The US vehicle safety regulators have said that the artificial intelligence system piloting a self-driving Google car can be considered as the driver under federal law, reports Reuters. This move clears a major hurdle for making autonomous cars legally acceptable.
The National Highway Traffic Safety Administration (NHTSA), will interpret driver in context of what is controlling the car, i.e. the self driving system, rather than any of the vehicle occupants. However, safety requirements like requiring a foot activated braking system will still be enforced on all vehicles for the time being.
This ruling will also imply that autonomous car manufacturers will have to make sure information like the tire pressure, which is mandatorily displayed on the dashboard for human drivers, will have to be passed on to the automated system. The NHTSA however raised the question if such information should be made available to human occupants as well.

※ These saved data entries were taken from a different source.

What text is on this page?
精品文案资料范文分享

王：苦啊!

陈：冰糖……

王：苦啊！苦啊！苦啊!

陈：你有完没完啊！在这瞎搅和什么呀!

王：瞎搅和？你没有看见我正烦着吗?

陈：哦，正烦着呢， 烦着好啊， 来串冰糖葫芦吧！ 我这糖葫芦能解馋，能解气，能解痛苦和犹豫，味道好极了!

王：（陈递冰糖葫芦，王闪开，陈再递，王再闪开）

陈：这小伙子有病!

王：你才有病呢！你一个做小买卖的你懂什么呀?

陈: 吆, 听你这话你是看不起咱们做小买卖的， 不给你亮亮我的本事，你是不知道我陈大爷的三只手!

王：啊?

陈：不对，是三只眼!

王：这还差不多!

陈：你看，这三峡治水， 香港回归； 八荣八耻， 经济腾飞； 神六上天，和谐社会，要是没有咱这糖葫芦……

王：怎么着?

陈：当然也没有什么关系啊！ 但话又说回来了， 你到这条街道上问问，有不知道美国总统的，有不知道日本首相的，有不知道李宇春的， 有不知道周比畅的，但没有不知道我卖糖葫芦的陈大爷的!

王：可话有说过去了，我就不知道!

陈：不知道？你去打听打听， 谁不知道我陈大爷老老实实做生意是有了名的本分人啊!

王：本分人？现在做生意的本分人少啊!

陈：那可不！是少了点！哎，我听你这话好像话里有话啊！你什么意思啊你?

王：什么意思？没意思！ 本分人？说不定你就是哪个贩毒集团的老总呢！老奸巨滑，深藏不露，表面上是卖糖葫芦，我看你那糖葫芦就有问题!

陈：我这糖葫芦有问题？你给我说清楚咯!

Additionally, the agency said that federal rules will have to be formally rewritten before cars without brakes and steering wheels could be offered.
Regardless of the other hurdles, this ruling will effectively make autonomous drivers legal entities responsible for the vehicle and pave a way for regulations for future autonomous cars to come without brakes, steering wheels, human controlled turn indicators etc. Google for its part had argued that providing humans with controls in an autonomous vehicle would actually be detrimental to road safety performance.
Self-driving cars in California: Last month, California’s state Department of Motor Vehicle said that autonomous car makers will be required to submit a disengagement report – a list of every time a human driver had to take over the car. This year, it included submissions from Bosch, Delphi, Google, Nissan, Mercedes-Benz, Tesla, and Volkswagen Group.
At the time, Google reported that it had experienced 341 significant disengagement events over 682,000 km, Nissar reported 2390 km and 106 disengagements while Delphi reported 26,815 km and 405 disengagements. In June last year, Google reported that it had been in 13 minor accidents with its self-driving cars, none of which was the fault of the self-driving car.